Alors qu’ils ne pouvaient antérieurement poursuivre une enquête que « dans les ressorts des tribunaux judiciaires limitrophes de la région ou du département de leur résidence administrative », les inspecteurs de l’environnement pourront se transporter sur l’ensemble du territoire national pour poursuivre les investigations liées à une enquête initiée dans leur ressort de compétence, en informant au préalable le procureur de la République du ressort dans lequel ils se transporteront.

SPÉCIFIQUE AUX AGENTS DE L'OFB

Vérification de la détention ou du port ou transport régulier d’armes

Dans le cadre d’un contrôle relevant du Code de l’environnement, lorsque la personne contrôlée détenait une arme, les agents de l’AFB et de l’ONCFS ne pouvaient assurer le contrôle de l’autorisation du port d’armes.
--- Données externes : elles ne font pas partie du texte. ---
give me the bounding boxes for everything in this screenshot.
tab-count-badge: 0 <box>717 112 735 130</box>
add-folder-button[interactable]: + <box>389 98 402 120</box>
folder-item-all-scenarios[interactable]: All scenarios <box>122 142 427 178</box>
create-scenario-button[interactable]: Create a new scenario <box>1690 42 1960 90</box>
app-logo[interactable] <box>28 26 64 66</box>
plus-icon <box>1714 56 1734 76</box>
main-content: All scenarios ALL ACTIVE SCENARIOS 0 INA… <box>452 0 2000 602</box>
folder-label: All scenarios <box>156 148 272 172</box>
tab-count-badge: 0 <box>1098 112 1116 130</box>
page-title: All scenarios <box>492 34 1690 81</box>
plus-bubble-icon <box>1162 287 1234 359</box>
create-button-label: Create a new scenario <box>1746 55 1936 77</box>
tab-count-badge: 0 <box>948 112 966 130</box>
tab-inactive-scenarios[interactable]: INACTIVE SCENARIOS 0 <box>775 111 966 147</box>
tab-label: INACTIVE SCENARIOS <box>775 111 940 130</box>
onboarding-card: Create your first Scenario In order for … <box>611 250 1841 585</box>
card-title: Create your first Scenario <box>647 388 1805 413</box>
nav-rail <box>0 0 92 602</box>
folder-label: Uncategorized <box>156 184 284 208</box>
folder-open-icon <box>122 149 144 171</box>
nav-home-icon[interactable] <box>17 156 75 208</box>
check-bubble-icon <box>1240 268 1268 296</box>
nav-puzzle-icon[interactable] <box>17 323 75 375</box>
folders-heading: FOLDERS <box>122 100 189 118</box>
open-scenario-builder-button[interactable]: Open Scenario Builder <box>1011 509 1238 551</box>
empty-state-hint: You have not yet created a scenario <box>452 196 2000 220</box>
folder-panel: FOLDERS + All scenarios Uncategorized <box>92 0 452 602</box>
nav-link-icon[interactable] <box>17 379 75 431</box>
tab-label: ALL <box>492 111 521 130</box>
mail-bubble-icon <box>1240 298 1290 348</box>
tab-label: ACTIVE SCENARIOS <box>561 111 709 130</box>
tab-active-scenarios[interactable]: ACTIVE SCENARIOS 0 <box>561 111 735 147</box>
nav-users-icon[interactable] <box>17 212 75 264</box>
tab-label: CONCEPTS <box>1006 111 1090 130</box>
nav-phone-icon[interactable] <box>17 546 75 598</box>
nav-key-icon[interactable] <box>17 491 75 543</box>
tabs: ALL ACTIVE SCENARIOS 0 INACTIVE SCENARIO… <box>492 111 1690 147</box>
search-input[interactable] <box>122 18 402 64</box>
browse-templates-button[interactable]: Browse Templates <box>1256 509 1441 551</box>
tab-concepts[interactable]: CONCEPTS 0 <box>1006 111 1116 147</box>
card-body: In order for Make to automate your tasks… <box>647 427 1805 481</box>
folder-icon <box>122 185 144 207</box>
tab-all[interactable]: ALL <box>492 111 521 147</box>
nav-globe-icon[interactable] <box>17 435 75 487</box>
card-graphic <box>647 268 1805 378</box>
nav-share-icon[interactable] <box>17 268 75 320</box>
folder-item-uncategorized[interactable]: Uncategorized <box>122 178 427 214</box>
Désormais, les agents de l’OFB pourront accéder directement au Fichier des interdits de port d’armes (FINIADA) et vérifier la légalité de détention du port d’armes.

Possibilité de recevoir du juge d’instruction des commissions rogatoires

Les inspecteurs de l’environnement de l’OFB ont désormais la possibilité de recevoir du juge d’instruction des commissions rogatoires3. Cette mesure permet à un juge d’instruction de saisir les inspecteurs de l’environnement de l’OFB, dans les limites de leurs attributions en matière de police judiciaire, pour mener une enquête dans le cadre d’une information judiciaire, seuls ou en co-saisine avec d’autres services d’enquêtes. Le dispositif demeure facultatif, à l’appréciation du juge d’instruction. Les inspecteurs de l’environnement requis par commission rogatoire exercent, dans les limites de la commission rogatoire, les pouvoirs qui leur sont conférés par le Code de l’environnement.

 

(1) Loi n°2019-222 du 23 mars 2019 de programmation 2018-2022 et de réforme pour la justice.

(2) Loi n°2019-773 du 24 juillet 2019 portant création de l’Office français de la biodiversité, modifiant les missions des fédérations des chasseurs et renforçant la police de l’environnement.

(3) Acte par lequel un magistrat délègue ses pouvoirs à un officier de police judiciaire, pour qu’il exécute à sa place un acte d’instruction.